La chica a su lado bajó aún más la voz.
—En el cuarto bloque de la Capital Shinra…
los lugareños han descubierto cadáveres.
Esta noticia no le afectó.
—¿Y?
Eso es común.
La gente muere con más frecuencia en esa región.
Se llevó la taza de té a los labios nuevamente, tomando un sorbo silencioso.
La chica continuó.
—No.
Lo extraño es que…
los cuerpos fueron drenados desde adentro hacia afuera.
Completamente secos hasta quedar crujientes.
Y tenían varias marcas de mordidas por todo el cuerpo.
Los dedos de Eula se detuvieron alrededor de su taza.
Ahora eso…
captó su atención.
—Ya hemos enviado a Shiro a investigar —continuó la chica—, y ella informó que probablemente fue obra de un demonio.
Al oír la palabra “demonio”, Eula dejó de sorber.
Lentamente, dejó la taza.
Su mirada azul océano, que siempre había sido distante, finalmente se dirigió hacia la chica a su lado.
—¿Crees que esto tiene algo que ver con Lucian?
Me refiero…
¿al demonio Primordial?
Lucian Thorne.
El hombre sobre el que el chico León le había advertido.
«Es un demonio de rango Primordial».
Eso fue lo que afirmó.
Por supuesto, Eula no lo había creído de inmediato.
Pero por si acaso, había enviado secretamente a Yoru para vigilar a Lucian.
Sin embargo…
algo en las palabras de León en ese momento la hizo sentir inquieta.
No parecía estar mintiendo.
La chica dudó.
—Si es un demonio Primordial…
entonces todo es posible.
Pero todavía no tenemos pruebas de que Lucian lo sea.
—Hmm…
¿cuánto progreso ha hecho Yoru?
Los labios de la chica se tensaron.
“””
—Mi señora…
sobre eso…
—Habla.
La chica bajó los ojos.
—Perdimos contacto con Yoru esta mañana.
Los dedos que pasaban las páginas se detuvieron abruptamente.
Un pesado silencio cayó entre ellas.
¡Flap!
Eula cerró el libro con un golpe seco y lo colocó sobre la mesa.

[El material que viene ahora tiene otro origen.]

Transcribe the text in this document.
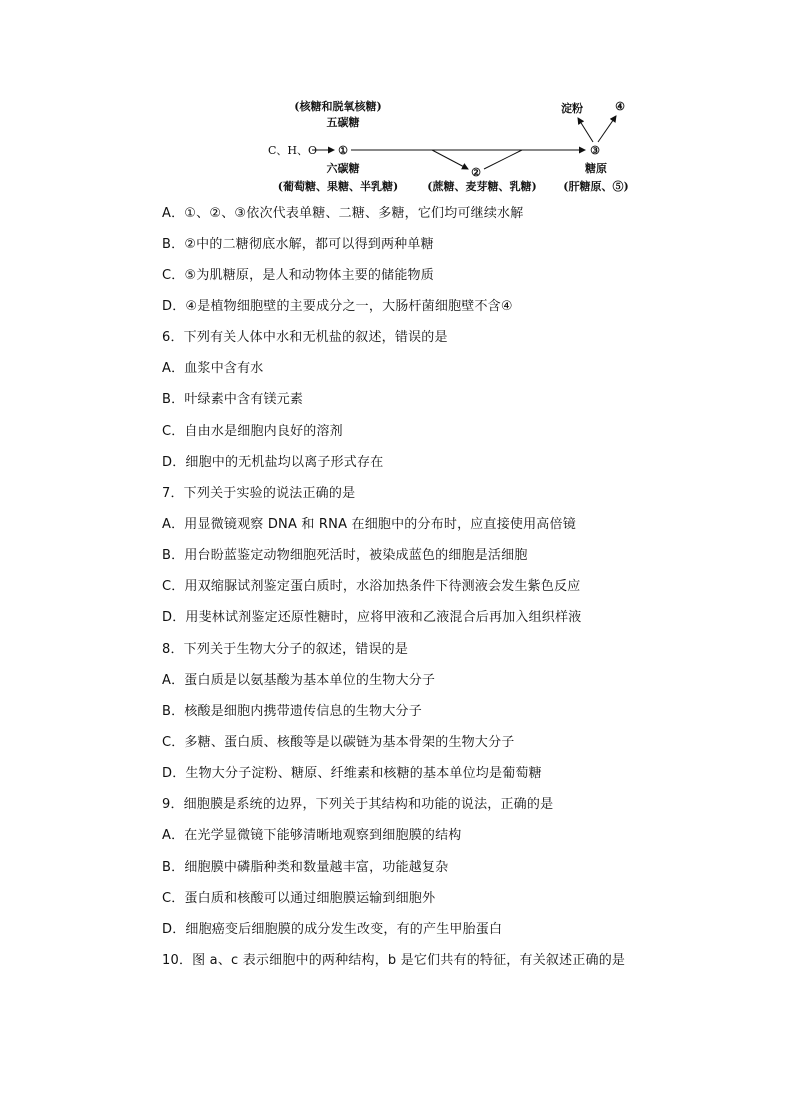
(核糖和脱氧核糖)
五碳糖
C、H、O ①
②
六碳糖
(葡萄糖、果糖、半乳糖)	(蔗糖、麦芽糖、乳糖)
③
淀粉	④
糖原
(肝糖原、⑤)
A．①、②、③依次代表单糖、二糖、多糖，它们均可继续水解
B．②中的二糖彻底水解，都可以得到两种单糖
C．⑤为肌糖原，是人和动物体主要的储能物质
D．④是植物细胞壁的主要成分之一，大肠杆菌细胞壁不含④
6．下列有关人体中水和无机盐的叙述，错误的是
A．血浆中含有水
B．叶绿素中含有镁元素
C．自由水是细胞内良好的溶剂
D．细胞中的无机盐均以离子形式存在
7．下列关于实验的说法正确的是
A．用显微镜观察 DNA 和 RNA 在细胞中的分布时，应直接使用高倍镜
B．用台盼蓝鉴定动物细胞死活时，被染成蓝色的细胞是活细胞
C．用双缩脲试剂鉴定蛋白质时，水浴加热条件下待测液会发生紫色反应
D．用斐林试剂鉴定还原性糖时，应将甲液和乙液混合后再加入组织样液
8．下列关于生物大分子的叙述，错误的是
A．蛋白质是以氨基酸为基本单位的生物大分子
B．核酸是细胞内携带遗传信息的生物大分子
C．多糖、蛋白质、核酸等是以碳链为基本骨架的生物大分子
D．生物大分子淀粉、糖原、纤维素和核糖的基本单位均是葡萄糖
9．细胞膜是系统的边界，下列关于其结构和功能的说法，正确的是
A．在光学显微镜下能够清晰地观察到细胞膜的结构
B．细胞膜中磷脂种类和数量越丰富，功能越复杂
C．蛋白质和核酸可以通过细胞膜运输到细胞外
D．细胞癌变后细胞膜的成分发生改变，有的产生甲胎蛋白
10．图 a、c 表示细胞中的两种结构，b 是它们共有的特征，有关叙述正确的是
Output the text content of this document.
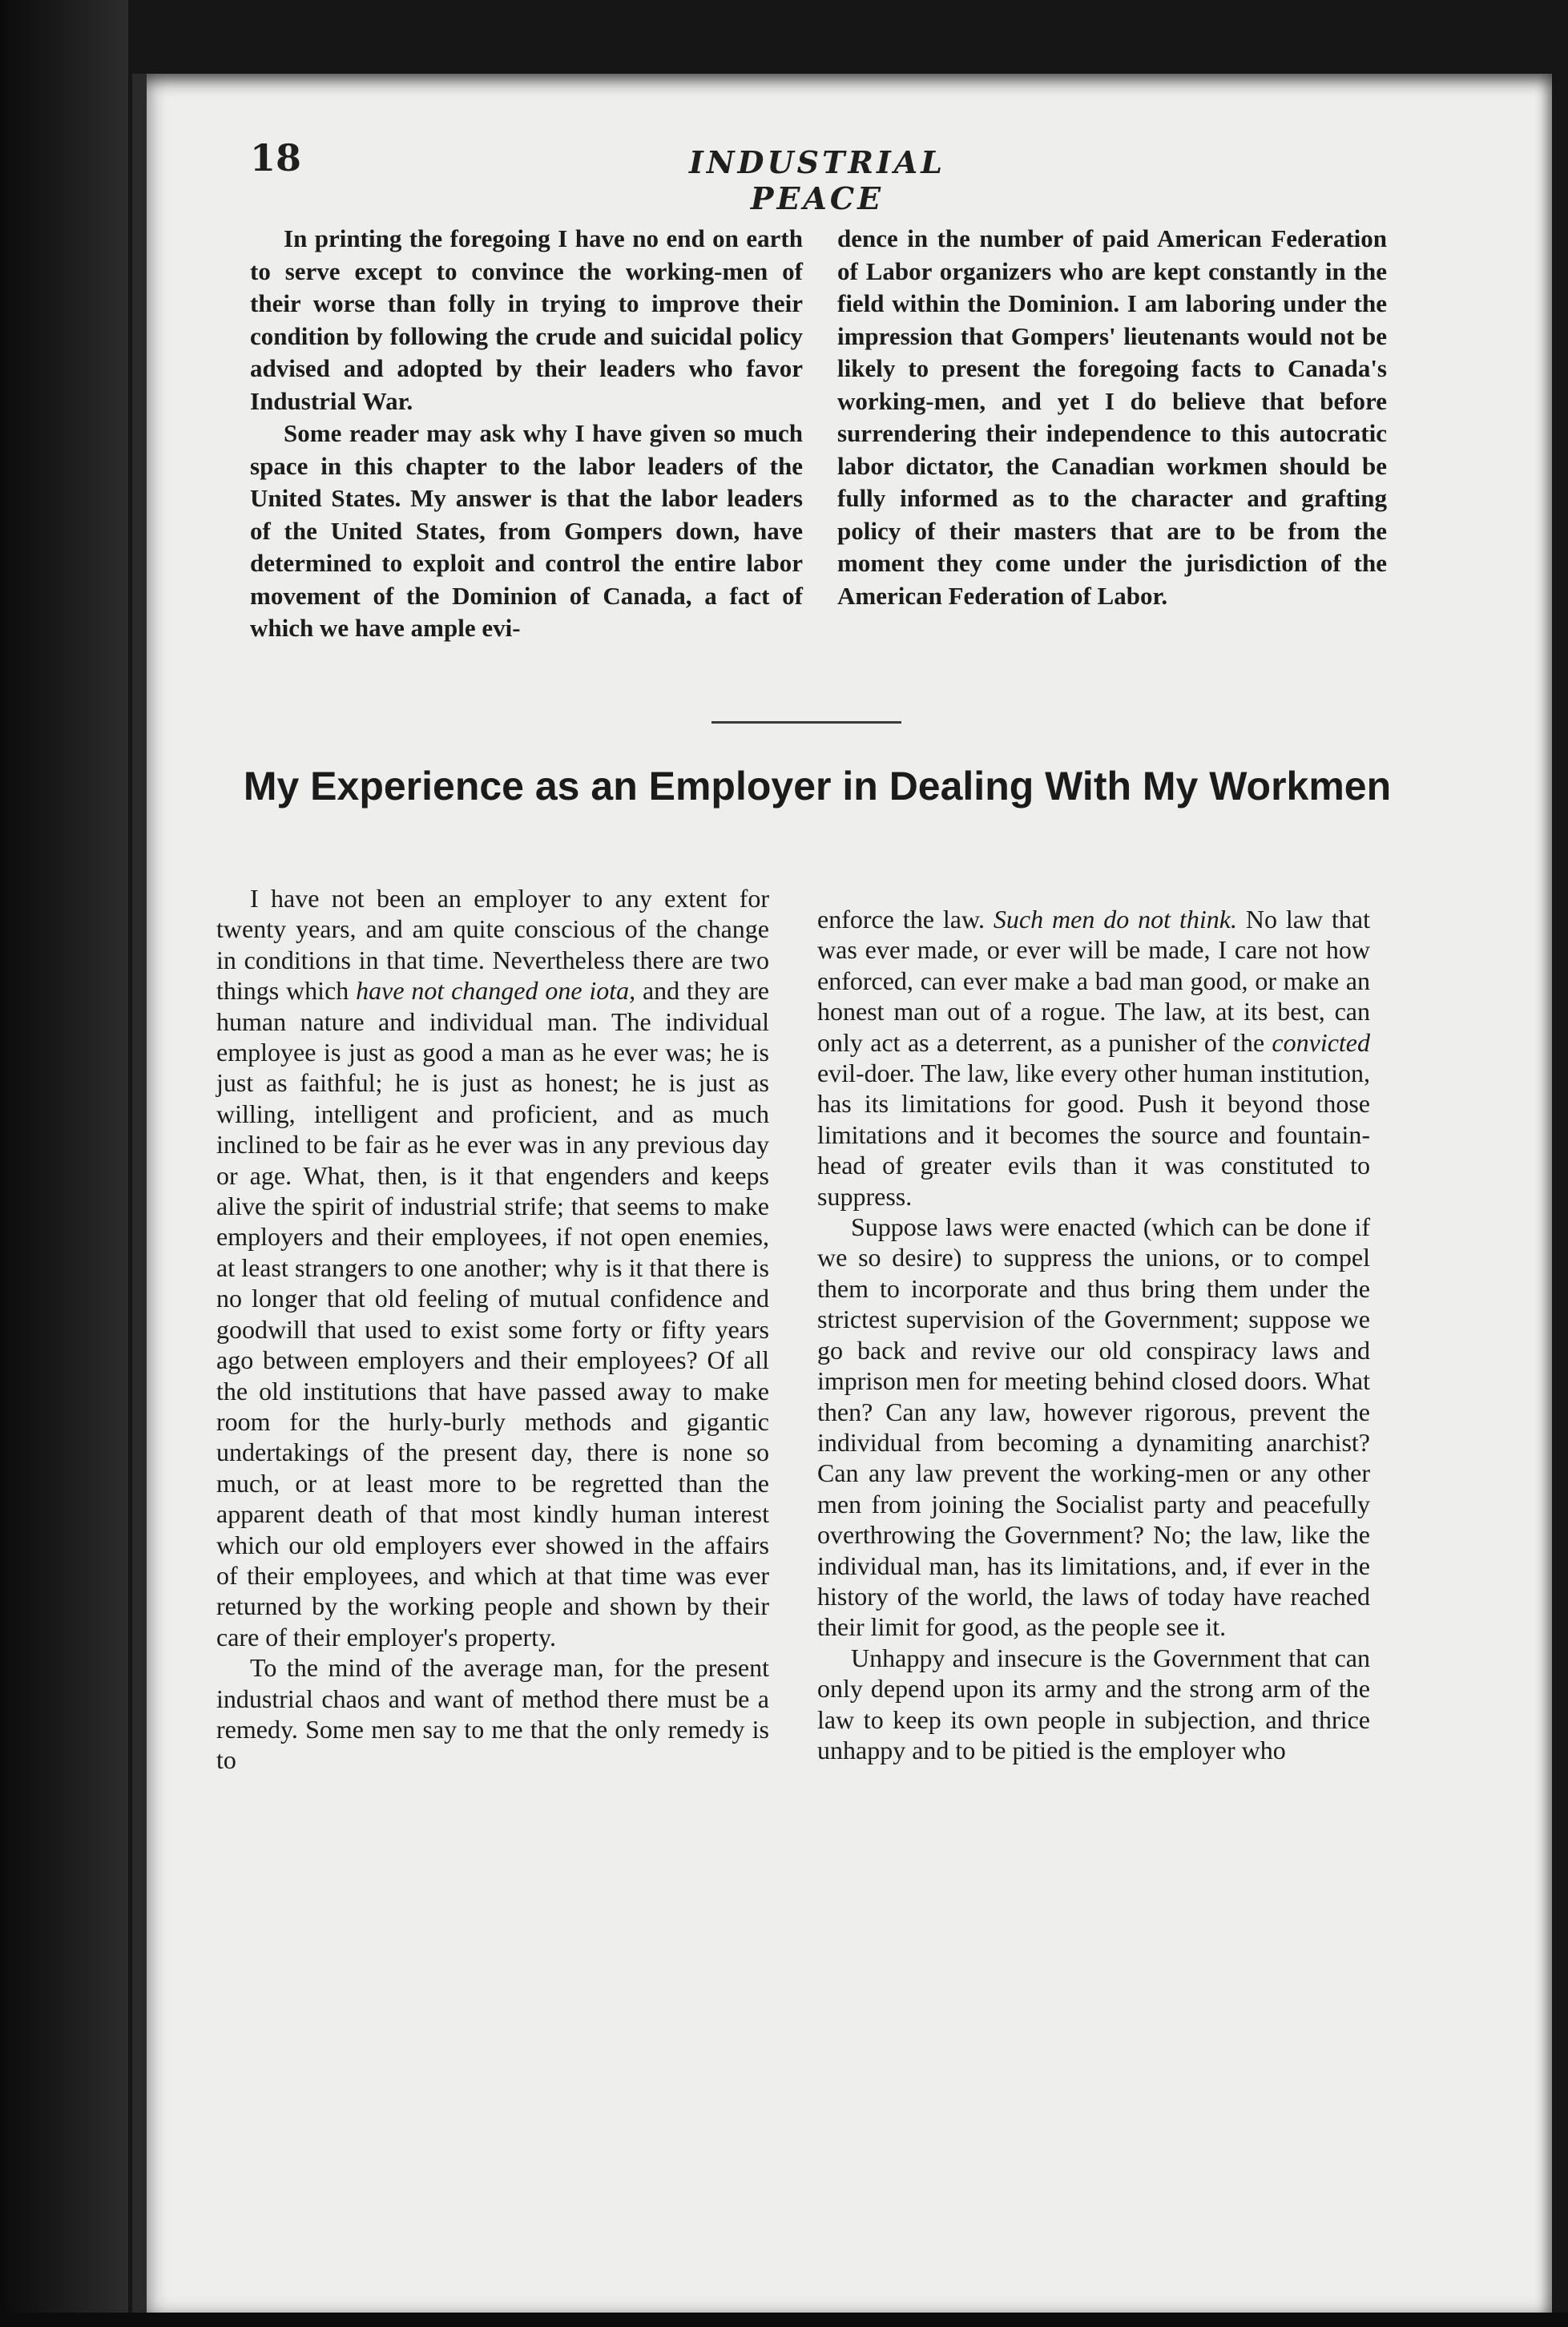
18	INDUSTRIAL PEACE

In printing the foregoing I have no end on earth to serve except to convince the working-men of their worse than folly in trying to improve their condition by following the crude and suicidal policy advised and adopted by their leaders who favor Industrial War.

Some reader may ask why I have given so much space in this chapter to the labor leaders of the United States. My answer is that the labor leaders of the United States, from Gompers down, have determined to exploit and control the entire labor movement of the Dominion of Canada, a fact of which we have ample evi-

dence in the number of paid American Federation of Labor organizers who are kept constantly in the field within the Dominion. I am laboring under the impression that Gompers' lieutenants would not be likely to present the foregoing facts to Canada's working-men, and yet I do believe that before surrendering their independence to this autocratic labor dictator, the Canadian workmen should be fully informed as to the character and grafting policy of their masters that are to be from the moment they come under the jurisdiction of the American Federation of Labor.

My Experience as an Employer in Dealing With My Workmen

I have not been an employer to any extent for twenty years, and am quite conscious of the change in conditions in that time. Nevertheless there are two things which have not changed one iota, and they are human nature and individual man. The individual employee is just as good a man as he ever was; he is just as faithful; he is just as honest; he is just as willing, intelligent and proficient, and as much inclined to be fair as he ever was in any previous day or age. What, then, is it that engenders and keeps alive the spirit of industrial strife; that seems to make employers and their employees, if not open enemies, at least strangers to one another; why is it that there is no longer that old feeling of mutual confidence and goodwill that used to exist some forty or fifty years ago between employers and their employees? Of all the old institutions that have passed away to make room for the hurly-burly methods and gigantic undertakings of the present day, there is none so much, or at least more to be regretted than the apparent death of that most kindly human interest which our old employers ever showed in the affairs of their employees, and which at that time was ever returned by the working people and shown by their care of their employer's property.

To the mind of the average man, for the present industrial chaos and want of method there must be a remedy. Some men say to me that the only remedy is to

enforce the law. Such men do not think. No law that was ever made, or ever will be made, I care not how enforced, can ever make a bad man good, or make an honest man out of a rogue. The law, at its best, can only act as a deterrent, as a punisher of the convicted evil-doer. The law, like every other human institution, has its limitations for good. Push it beyond those limitations and it becomes the source and fountain-head of greater evils than it was constituted to suppress.

Suppose laws were enacted (which can be done if we so desire) to suppress the unions, or to compel them to incorporate and thus bring them under the strictest supervision of the Government; suppose we go back and revive our old conspiracy laws and imprison men for meeting behind closed doors. What then? Can any law, however rigorous, prevent the individual from becoming a dynamiting anarchist? Can any law prevent the working-men or any other men from joining the Socialist party and peacefully overthrowing the Government? No; the law, like the individual man, has its limitations, and, if ever in the history of the world, the laws of today have reached their limit for good, as the people see it.

Unhappy and insecure is the Government that can only depend upon its army and the strong arm of the law to keep its own people in subjection, and thrice unhappy and to be pitied is the employer who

Miró a la chica con calma y dijo:
—¿No tienes clases a las que asistir?
La chica parpadeó, sorprendida.
Pero asintió.
—S-Sí, mi señora.
Debo irme ahora.
Sin decir una palabra más, recogió silenciosamente sus libros y salió de la biblioteca.
Entendió lo que Eula quería decir…
quería quedarse sola.
Una vez que la chica desapareció tras las estanterías, Eula se levantó de su asiento y se paró frente a la gigantesca ventana del suelo al techo.
Contempló la escena en silencio.
—Si tan solo tuviéramos más información sobre este tal Lucian…
—murmuró.
La desaparición de una de sus agentes más confiables después de ser enviada a vigilar a Lucian no era una coincidencia.
Hizo sonar todas las alarmas en su mente.
Había algo extraño en ese hombre.
¿Pero un demonio Primordial?
—…Haaah.
Exhaló suavemente.
—¿Por qué no pedí más información a ese chico…
León?
—murmuró.
En ese momento, tuvo la oportunidad.
Ahora, con las cosas moviéndose tan rápido, no había forma de que pudiera reunirse con él directamente.
Su estómago dio un ligero giro.
«Pensar me da hambre…»
En efecto, su cerebro necesitaba azúcar si iba a seguir trabajando a esta velocidad.
«Comamos algo primero».
Con ese pensamiento, recogió su capa y se dirigió a uno de los restaurantes dentro de Eclipse.